The two ethnic Albanian candidates, Gezim Ostreni, a former leader of the ethnic Albanian rebel National Liberation Army, and Zudi Xhelili, an engineer, finished with 11.2 percent and 5.2 percent, respectively.

All the candidates embraced Trajkovski's commitment to unity and steered clear of exploiting the troubles between the ethnic Albanian minority and the Macedonian majority that led to six months of fighting in 2001.

All four presidential hopefuls had pledged to lead the troubled country into the European Union and NATO -- even as they promised work for hundreds of thousands of the unemployed. Candidates appealed for a big turnout, but voters were slow to respond. By day's end only about 50 percent of those eligible to vote had cast ballots. But many spoke warily of hopes for a future without war.

''I saw what happened in these last few years," said Arbana Pustina-Fetahu, 36, an ethnic Albanian teacher from the town of Debar. ''You can't achieve anything with violence."

The uneventful race differed from the heated campaigns of years past in part because it was so short -- only 12 days were allowed for candidates to campaign because of rules put into effect to replace Trajkovski quickly.

Given the shock of Trajkovski's death, lawmakers feared that a bitter and extensive campaign would be bad for the country and could backfire to cost them votes.

Trajkovski's death in February while traveling to an international conference put an end to his fragile balancing act during the conflict and the years that followed. Though the post is largely ceremonial, Trajkovski used his job as commander in chief of the military to shut out hard-liners within his party who demanded a crackdown on ethnic Albanians seeking more rights in 2001.

That conflict ended with dozens of deaths -- but far fewer than those from the war in neighboring Kosovo and other Balkan conflicts. Trajkovski, who studied in the United States, then helped make the peace plan stick with strong support from NATO and the European Union.

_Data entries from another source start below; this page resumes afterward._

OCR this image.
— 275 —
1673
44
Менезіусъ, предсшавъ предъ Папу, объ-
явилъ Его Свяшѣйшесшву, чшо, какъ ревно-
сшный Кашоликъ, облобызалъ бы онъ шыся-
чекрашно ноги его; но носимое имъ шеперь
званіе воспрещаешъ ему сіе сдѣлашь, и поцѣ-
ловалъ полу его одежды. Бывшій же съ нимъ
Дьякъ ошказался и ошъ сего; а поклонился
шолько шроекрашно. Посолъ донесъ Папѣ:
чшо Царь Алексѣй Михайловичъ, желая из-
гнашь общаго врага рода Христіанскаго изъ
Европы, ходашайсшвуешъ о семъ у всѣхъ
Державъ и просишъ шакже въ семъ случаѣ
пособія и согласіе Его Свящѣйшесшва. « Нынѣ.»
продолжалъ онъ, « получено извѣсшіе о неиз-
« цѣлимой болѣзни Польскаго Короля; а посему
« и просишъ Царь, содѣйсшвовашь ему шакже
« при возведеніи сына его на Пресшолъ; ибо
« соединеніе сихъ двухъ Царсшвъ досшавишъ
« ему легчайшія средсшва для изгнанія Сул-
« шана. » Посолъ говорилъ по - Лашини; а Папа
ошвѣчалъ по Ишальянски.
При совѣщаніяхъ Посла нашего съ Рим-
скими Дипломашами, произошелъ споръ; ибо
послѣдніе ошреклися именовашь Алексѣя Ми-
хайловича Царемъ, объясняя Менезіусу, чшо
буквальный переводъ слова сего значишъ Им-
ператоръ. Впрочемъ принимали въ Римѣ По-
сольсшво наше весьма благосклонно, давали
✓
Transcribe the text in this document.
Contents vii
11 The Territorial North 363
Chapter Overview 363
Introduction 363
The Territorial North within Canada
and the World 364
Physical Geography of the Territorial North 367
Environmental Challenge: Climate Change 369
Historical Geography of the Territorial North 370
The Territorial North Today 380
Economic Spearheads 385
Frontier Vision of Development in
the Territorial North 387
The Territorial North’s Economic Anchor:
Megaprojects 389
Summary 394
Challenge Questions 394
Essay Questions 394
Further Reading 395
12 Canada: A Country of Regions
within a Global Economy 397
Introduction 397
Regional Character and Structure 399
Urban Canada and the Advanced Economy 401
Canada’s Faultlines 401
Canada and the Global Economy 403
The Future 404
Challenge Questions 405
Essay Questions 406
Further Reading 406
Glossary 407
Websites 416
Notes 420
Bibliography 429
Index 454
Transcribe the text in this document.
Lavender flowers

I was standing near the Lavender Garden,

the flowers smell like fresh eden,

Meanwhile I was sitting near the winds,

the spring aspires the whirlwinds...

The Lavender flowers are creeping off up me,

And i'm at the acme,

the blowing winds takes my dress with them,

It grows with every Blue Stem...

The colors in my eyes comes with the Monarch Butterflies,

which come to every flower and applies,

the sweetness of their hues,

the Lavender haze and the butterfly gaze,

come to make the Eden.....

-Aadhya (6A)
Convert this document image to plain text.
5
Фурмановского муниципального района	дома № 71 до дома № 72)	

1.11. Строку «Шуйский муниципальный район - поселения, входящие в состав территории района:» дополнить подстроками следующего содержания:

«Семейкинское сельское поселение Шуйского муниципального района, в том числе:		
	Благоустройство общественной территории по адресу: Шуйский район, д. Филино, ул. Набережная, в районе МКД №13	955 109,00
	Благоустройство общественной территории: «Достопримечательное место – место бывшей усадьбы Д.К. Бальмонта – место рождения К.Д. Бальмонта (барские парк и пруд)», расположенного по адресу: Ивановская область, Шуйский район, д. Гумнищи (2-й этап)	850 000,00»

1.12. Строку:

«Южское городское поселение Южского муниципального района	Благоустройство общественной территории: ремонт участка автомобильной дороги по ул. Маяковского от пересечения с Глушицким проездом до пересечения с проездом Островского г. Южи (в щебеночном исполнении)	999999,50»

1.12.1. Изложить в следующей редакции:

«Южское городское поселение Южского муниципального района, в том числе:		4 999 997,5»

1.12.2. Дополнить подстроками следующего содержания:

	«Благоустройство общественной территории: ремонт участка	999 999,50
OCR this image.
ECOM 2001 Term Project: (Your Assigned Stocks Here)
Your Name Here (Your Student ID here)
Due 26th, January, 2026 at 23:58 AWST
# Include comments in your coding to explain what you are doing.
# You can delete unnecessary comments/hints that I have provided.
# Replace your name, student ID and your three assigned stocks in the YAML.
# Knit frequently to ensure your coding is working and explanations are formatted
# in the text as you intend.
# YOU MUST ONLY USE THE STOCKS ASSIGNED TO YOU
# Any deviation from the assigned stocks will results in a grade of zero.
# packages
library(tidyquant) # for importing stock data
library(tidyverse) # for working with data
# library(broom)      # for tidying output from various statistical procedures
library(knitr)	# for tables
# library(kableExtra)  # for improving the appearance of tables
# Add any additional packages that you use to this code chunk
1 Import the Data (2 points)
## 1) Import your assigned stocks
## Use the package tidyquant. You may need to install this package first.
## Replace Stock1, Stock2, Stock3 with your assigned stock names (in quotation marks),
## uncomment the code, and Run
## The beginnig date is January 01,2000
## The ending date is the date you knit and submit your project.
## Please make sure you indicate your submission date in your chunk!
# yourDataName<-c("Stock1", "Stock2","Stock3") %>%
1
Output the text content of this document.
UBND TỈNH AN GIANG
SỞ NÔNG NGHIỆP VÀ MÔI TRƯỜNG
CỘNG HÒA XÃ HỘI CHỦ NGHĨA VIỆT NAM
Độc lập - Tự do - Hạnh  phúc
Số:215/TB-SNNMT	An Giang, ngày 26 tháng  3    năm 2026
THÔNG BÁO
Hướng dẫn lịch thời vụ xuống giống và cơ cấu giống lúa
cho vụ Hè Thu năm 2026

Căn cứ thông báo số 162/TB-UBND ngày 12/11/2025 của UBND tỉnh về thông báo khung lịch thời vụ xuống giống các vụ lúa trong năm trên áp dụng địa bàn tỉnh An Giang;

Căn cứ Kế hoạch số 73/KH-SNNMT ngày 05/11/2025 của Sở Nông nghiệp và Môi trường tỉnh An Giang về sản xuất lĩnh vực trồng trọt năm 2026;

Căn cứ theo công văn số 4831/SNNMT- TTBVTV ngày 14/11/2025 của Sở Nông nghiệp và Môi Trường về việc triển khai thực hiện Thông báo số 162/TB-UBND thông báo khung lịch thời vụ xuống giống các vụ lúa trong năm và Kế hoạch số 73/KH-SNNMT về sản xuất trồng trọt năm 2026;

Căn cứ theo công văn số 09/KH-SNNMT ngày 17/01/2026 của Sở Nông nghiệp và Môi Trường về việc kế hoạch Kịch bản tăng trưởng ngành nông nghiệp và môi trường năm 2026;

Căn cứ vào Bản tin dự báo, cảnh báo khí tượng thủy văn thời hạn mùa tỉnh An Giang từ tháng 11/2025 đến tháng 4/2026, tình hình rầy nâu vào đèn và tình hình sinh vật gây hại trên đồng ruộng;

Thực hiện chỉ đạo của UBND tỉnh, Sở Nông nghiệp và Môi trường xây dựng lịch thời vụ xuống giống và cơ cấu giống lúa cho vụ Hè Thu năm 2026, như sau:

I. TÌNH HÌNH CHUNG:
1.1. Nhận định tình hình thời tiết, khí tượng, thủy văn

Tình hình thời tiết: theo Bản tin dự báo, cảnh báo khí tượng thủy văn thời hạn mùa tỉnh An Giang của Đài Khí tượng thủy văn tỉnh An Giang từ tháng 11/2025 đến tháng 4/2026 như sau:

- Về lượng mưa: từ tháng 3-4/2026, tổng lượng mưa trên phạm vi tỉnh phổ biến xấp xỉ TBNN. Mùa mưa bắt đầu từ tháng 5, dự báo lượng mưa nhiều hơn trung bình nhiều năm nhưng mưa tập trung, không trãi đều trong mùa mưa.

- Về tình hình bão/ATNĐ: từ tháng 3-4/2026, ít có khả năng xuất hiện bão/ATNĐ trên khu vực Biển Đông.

Under pressure to choose a leader who could measure up, Macedonia's ruling party, the Social Democrats, put forward its most prominent member -- Crvenkovski.

A 41-year-old electrical engineer, Crvenkovski ran a campaign depicting himself as a statesman, and pledging to bring peace and security to this Balkan country of 2 million.

His rival, the largely unknown Kedev, also 41, plastered posters throughout the country and positioned himself as the ''new face of Macedonia."

At a polling station in a school in the capital's mixed neighborhood of Cair, Macedonians and ethnic Albanians quickly cast ballots and expressed hope that the country would become more stable -- and ensure their prosperity.

''We've learned to live to together," said Veljko Metodija, a 62 year-old Macedonian retiree.

Macedonia's 1.7 million voters were not expected to choose a president in the first round because the winner must receive over 50 percent of the vote.

A runoff between the top two candidates would be held within two weeks.

The vote was slightly marred by reports of irregularities in one neighborhood in the capital, but state election authorities said it was largely fraud free.